Asia's rebound has attracted an influx of capital that is pushing up the value of some currencies, which might hurt exports. Some governments have intervened in foreign exchange markets to slow the rise of their currencies, raising fears of a potential "currency war" that might disrupt trade and growth.
The World Bank called for the region's governments to work out a common approach.
"So far, export growth has remained robust, but with continued real appreciation of East Asian currencies this growth could slow," the bank said.
Prospects for China "look bright" but Beijing must push ahead the rebalancing of its economy away from exports and investment to sustain its expansion, the bank said. It said China's economy is expected to grow by 9.5 percent this year.
"Rebalancing the economy by altering the pattern of growth and investment is becoming increasingly critical to ensure sustainability _ structurally, socially, and globally," the report said.
The report also covers Indonesia, Malaysia, the Philippines, Thailand, Cambodia, Laos, Mongolia, Myanmar, Brunei, Papua New Guinea, Timor Leste, Vietnam, Hong Kong, South Korea, Singapore, Taiwan, the Solomon Islands and smaller Pacific island nations.
Regional economies need to cope with sharp price rises and possible strains to their financial systems from the influx of capital, the World Bank said.
Inflation is being driven by a rise in the cost of food and industrial materials, the report said.
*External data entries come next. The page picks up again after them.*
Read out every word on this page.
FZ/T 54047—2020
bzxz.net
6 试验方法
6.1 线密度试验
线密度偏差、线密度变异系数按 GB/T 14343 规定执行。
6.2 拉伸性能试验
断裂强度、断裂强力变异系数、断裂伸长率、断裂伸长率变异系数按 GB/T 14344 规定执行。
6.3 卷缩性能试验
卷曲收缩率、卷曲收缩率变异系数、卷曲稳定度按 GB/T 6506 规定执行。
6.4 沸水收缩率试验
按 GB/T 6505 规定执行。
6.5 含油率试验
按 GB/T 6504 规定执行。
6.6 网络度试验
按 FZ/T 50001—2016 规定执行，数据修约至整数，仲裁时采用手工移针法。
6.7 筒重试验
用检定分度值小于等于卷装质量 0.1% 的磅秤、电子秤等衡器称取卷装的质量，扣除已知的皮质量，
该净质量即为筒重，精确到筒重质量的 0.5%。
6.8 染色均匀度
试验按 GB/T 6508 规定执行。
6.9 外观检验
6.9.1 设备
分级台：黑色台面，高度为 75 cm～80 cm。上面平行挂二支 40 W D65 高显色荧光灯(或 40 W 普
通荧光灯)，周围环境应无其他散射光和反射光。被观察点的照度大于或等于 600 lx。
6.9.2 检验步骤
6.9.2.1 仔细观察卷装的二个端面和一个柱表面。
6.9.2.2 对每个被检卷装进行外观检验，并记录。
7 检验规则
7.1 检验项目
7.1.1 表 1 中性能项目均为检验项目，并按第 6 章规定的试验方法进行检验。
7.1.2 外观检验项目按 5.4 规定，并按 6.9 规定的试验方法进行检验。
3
Price rises in China and Indonesia have exceeded targets and Thailand is warning of a similar danger there.
Rice prices were up 10 percent in August over a year ago due to poor harvests in Russia and supply disruptions in China and Pakistan, the bank said. Vegetable prices in Thailand were up 38 percent in July from a year earlier because of drought.
The dramatic rise in the flow of money into Asian banks might be passed through to borrowers, raising the threat of an increase in nonperforming loans and harm to banking systems, the World Bank said.